Can openEHR Archetypes Empower Multi-Centre Clinical Research?

Stud Health Technol Inform

Health Informatics Research Group, Central Queensland University, Rockhampton, Australia.

Published: April 2016

The Electronic Health Record is of utmost importance to enable the provision of high-quality collaborative care; one prominent development is openEHR. On the other hand, a systematic approach to support the use of routine data for multi-centre clinical research is becoming increasingly important. One example of this is the extensible architecture for using routine data for additional purposes (eardap) which features comprehensive terminological support. However, as experiences in various medical fields have shown, the terminology-based approach is limited to specialized fields and it is argued that a comprehensive terminology is simply too complex and too difficult to maintain. As the openEHR archetype approach does not rely heavily on big standardized terminologies, it offers more flexibility during standardisation of clinical concepts and overcome the shortcomings of terminology-focused approaches.
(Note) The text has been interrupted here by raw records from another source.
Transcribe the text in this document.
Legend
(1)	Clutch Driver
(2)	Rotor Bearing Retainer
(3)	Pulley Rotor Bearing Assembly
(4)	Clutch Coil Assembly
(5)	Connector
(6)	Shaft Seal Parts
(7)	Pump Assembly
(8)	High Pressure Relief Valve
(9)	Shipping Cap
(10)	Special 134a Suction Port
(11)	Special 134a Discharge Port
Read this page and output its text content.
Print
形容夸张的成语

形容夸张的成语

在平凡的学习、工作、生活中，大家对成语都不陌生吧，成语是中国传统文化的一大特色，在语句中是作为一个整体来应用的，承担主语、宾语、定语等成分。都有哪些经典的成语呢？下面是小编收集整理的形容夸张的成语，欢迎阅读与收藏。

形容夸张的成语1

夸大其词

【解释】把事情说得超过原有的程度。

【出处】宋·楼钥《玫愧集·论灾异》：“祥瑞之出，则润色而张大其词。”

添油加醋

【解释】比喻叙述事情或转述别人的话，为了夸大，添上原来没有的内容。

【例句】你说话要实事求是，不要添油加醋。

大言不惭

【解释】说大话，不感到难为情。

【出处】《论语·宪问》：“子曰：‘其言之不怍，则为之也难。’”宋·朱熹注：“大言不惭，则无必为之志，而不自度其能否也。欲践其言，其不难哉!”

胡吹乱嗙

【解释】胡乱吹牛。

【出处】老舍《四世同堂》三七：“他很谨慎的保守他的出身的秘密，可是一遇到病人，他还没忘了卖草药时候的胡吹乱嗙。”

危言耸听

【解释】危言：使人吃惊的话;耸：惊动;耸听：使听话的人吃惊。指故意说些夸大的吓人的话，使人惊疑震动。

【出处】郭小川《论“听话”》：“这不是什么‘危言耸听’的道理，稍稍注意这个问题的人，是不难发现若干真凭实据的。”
It is unknown, however, how far the more generic openEHR approach can also enable re-use of routinely collected data for clinical research purposes - the use case for which eardap was designed. We therefore explored the feasibility of using the openEHR approach to support multi-centre research in comparison to eardap. Generally speaking, our results show that both eardap and openEHR are suitable to enable the use of routine data for multi-centre clinical research. As the openEHR approach also ensures open, future-proof Electronic Health Records, we conclude that it is highly desirable that multi-centre clinical trials adopt openEHR.